About this Artist
With the release of re-imagination (2007), his third CD for Sony BMG Masterworks, jazz pianist ELDAR documented his transition from youthful prodigy to a creative artist with something to say. Nominated for a Grammy as “Best Contemporary Jazz Album,” this release followed the 2006 CD Live at the Blue Note, which featured Eldar and his working trio with jazz trumpeters Chris Botti and Roy Hargrove as guest artists, and cemented Eldar’s position as one of the most formidable jazz musicians of his generation.
“[Eldar’s] velocity is astonishing,” wrote Robert Doerschuk in a 4-star Downbeat review of Live at the Blue Note, which also won Best Instrumental Jazz Album of the Year in London. “Other pianists have made similar impressions over the past several decades... Nobody, though, has quite reached the impossible, Conlon Nancarrow-like blizzard of stride, parallel chords, embellishments and general fireworks that Eldar ignites... Few musicians on any axe swing like Eldar...his groove is intense and overwhelming. It’s not the flash and fire that should stir interest in Eldar. It’s what he does when the razzle-dazzle dies down and we sense substance within and beyond his pyrotechnics.”
Live at the Blue Note and Eldar’s self-titled 2005 Sony Classical debut were recitals on which the pianist interpreted a mixture of originals and well-chosen standards from the American Songbook and canonic jazz composers, revealing, as The New York Times noted, a “formidable technique wedded to a mature grasp of musical structure.” But on neither album was he able to focus fully on expressing his own emerging musical vision.
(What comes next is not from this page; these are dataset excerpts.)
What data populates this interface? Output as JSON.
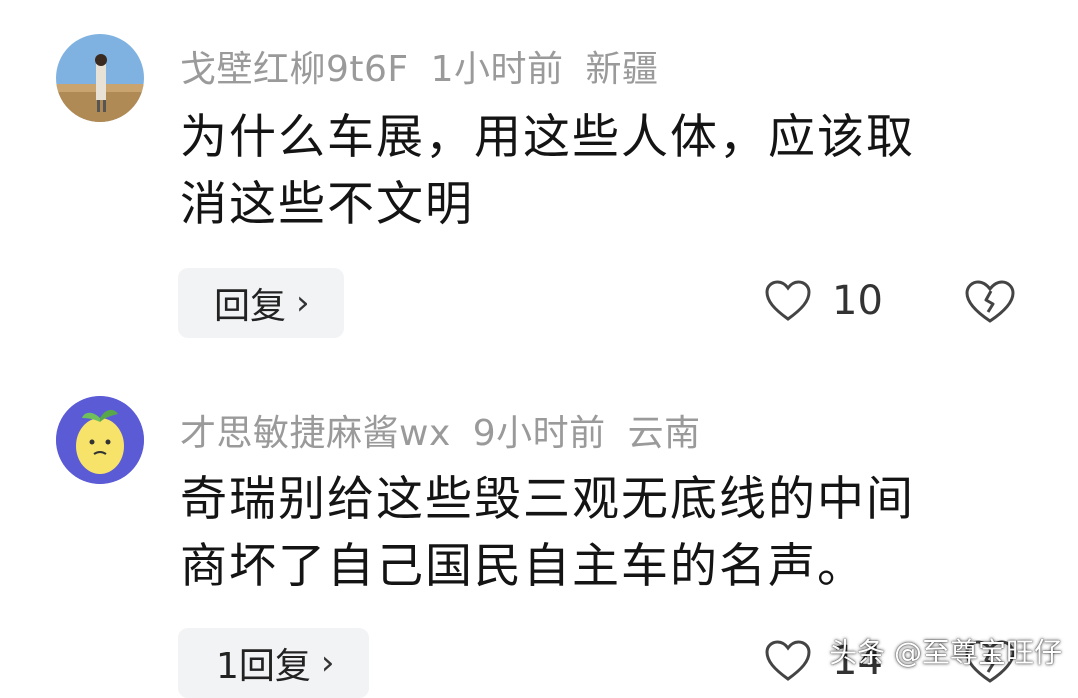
{
  "comments": [
    {
      "username": "戈壁红柳9t6F",
      "time": "1小时前",
      "location": "新疆",
      "text_line1": "为什么车展，用这些人体，应该取",
      "text_line2": "消这些不文明",
      "reply_label": "回复",
      "likes": "10"
    },
    {
      "username": "才思敏捷麻酱wx",
      "time": "9小时前",
      "location": "云南",
      "text_line1": "奇瑞别给这些毁三观无底线的中间",
      "text_line2": "商坏了自己国民自主车的名声。",
      "reply_label": "1回复",
      "likes": "14"
    }
  ],
  "watermark": "头条 @至尊宝旺仔",
  "colors": {
    "meta_text": "#9a9a9a",
    "body_text": "#141414",
    "reply_bg": "#f2f3f5",
    "avatar2_bg": "#5b5bd6"
  }
}
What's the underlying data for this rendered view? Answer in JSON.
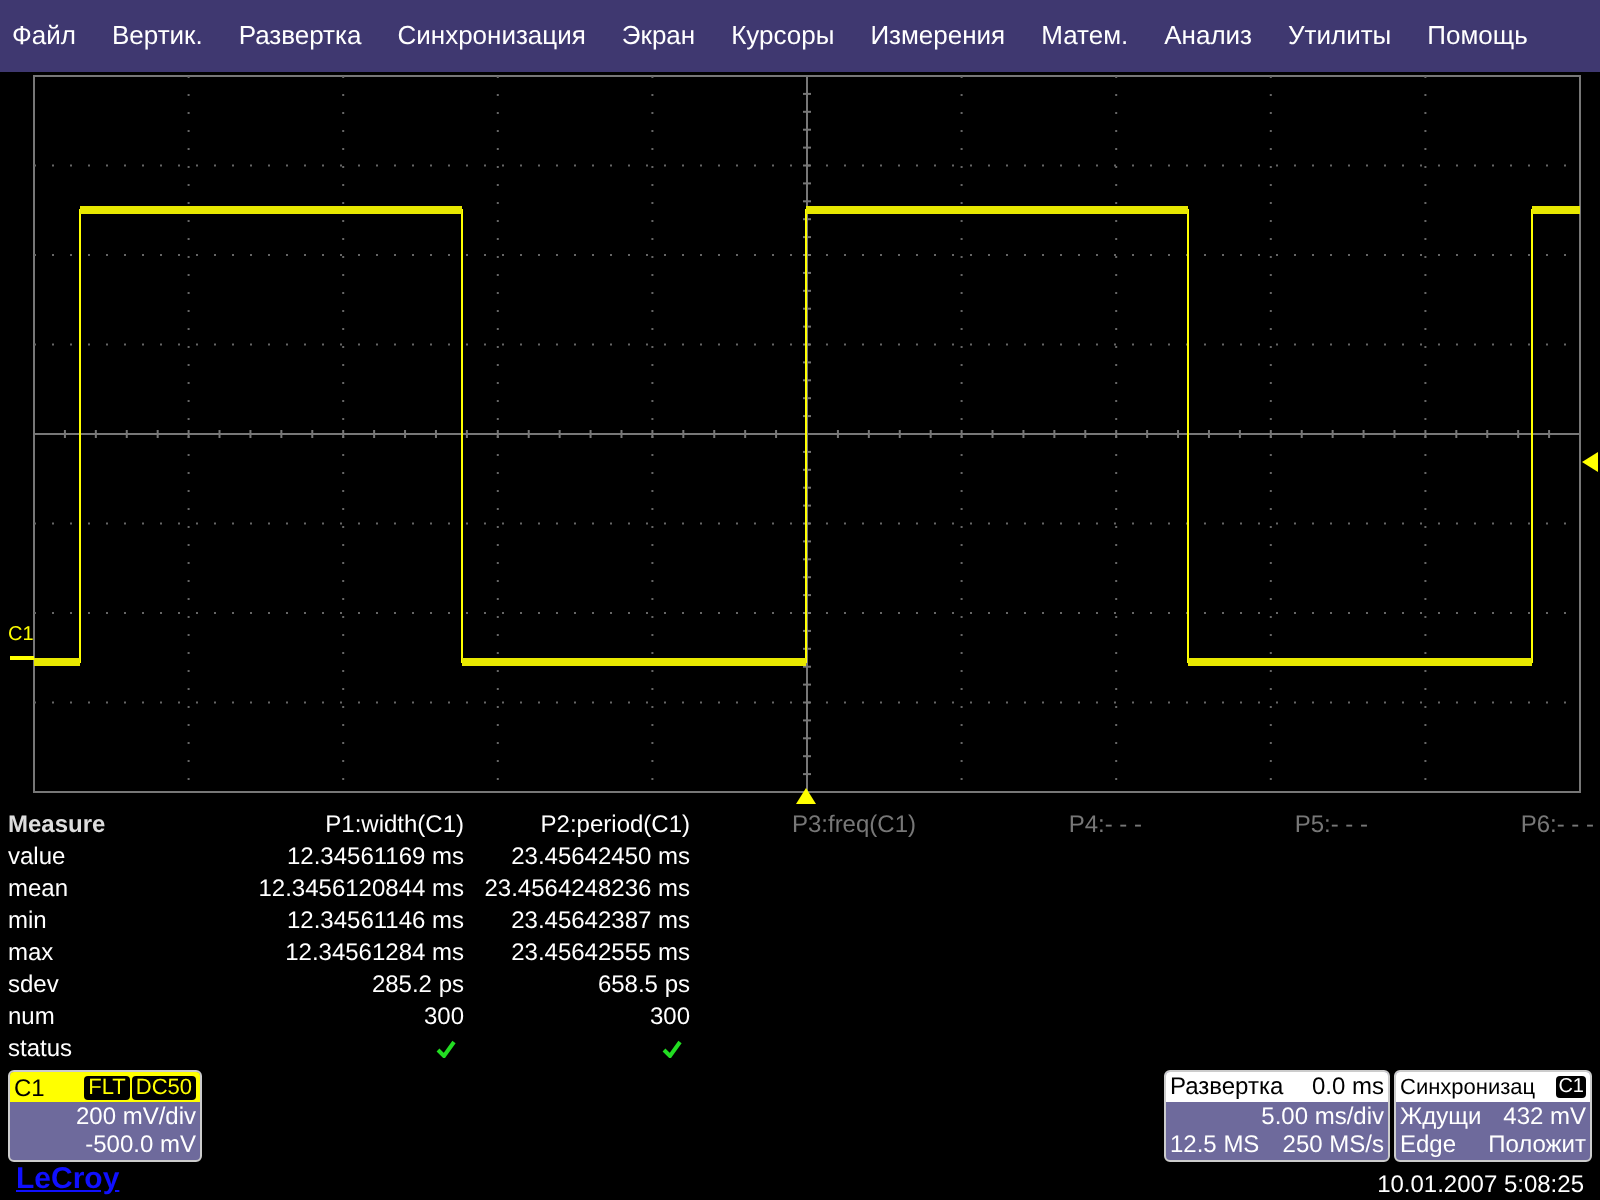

On re-imagination, Eldar had something more ambitious in mind. He conceived the project as a sort of suite, weaving together nine originals, the songbook standard “Out of Nowhere,” and Oscar Peterson’s rollicking “Place St. Henri” into a narrative arc. Joining him are three different trios (bassists James Genus, Carlos Henriquez, and Marco Panascia and drummers Terreon Gully, Ali Jackson, and Todd Strait), while guitarist Mike Moreno and turntable guru D.J. Logic augment the sonic palette.
Eldar accesses a wide range of references to tell his stories. As always, he draws on the legends – Oscar Peterson, Art Tatum, and Benny Green for orchestral swing and impeccable technique; McCoy Tyner, Herbie Hancock, Chick Corea, and Kenny Kirkland for harmonic palette. But Eldar’s heady 21st-century brew incorporates information from a broad range of late 20th century sources. Among the pianists he cites as heroes are Gonzalo Rubalcaba, Danilo Perez, Brad Mehldau, Bill Charlap, Esbjorn Svensson, and Jason Moran. Composer-improvisors like Pat Metheny, Michael Brecker, and Kurt Rosenwinkel enter the mix. So does the jazz-hiphop synthesis of Roy Hargrove; the sophisticated pop of Radiohead, Björk, Sting, Soulive, and the Beatles; and the classical pianists Evgeny Kissin and Arcadi Volodos.
It makes sense that Eldar feels a particular affinity for the latter pair, both ethnic Russians, and for Rubalcaba, who was trained in Cuba by Russian teachers. Himself of Russian descent, he spent his first ten years in Bishkek, Kyrgyzstan, a province on the eastern border of the then-Soviet Union, where his father, Emil, was a mechanical engineer and his mother, Tatiana, was a professor of music studies.
“My father worked all around the ex-Soviet Union, and every time he went to Moscow or St. Petersburg, he found a way to get records – that’s how I first heard Oscar Peterson, Chick Corea, Herbie Hancock, and Bill Evans. In the old USSR, when he was 13 or 14, he heard jazz at night on Voice of America and BBC, and he fell in love with it for life. So from my earliest years, I was constantly hearing music; it was part of the atmosphere, and it became a part of me.”
Eldar’s path from Bishkek to the United States is the stuff of jazz legend. At nine he performed at a jazz festival in Siberia, and impressed the late Charles McWhorter, who obtained a scholarship for Eldar to attend summer camp at the prestigious Interlochen Center for the Arts in Michigan, where he spent each summer between 1998 and 2001. In 1998, Eldar and his parents moved to the U.S., beginning their new life together in Kansas City. Marian McPartland invited him to appear on her NPR series Piano Jazz after McWhorter sent her a tape of his playing. Dr. Billy Taylor encountered him at a Charlie Parker symposium in Kansas City and booked him for an appearance on CBS’s Sunday Morning.
From then until now, Eldar has performed on the international festival, club, and concert circuits. 2007 was a banner year that honored him with a Grammy nomination for Best Contemporary Jazz Album for re-imagination, and saw him perform on CNN, the CBS Saturday Early Show, Jimmy Kimmel Live, and at both Carnegie Hall and the Hollywood Bowl. He also toured Europe, Asia, and South America.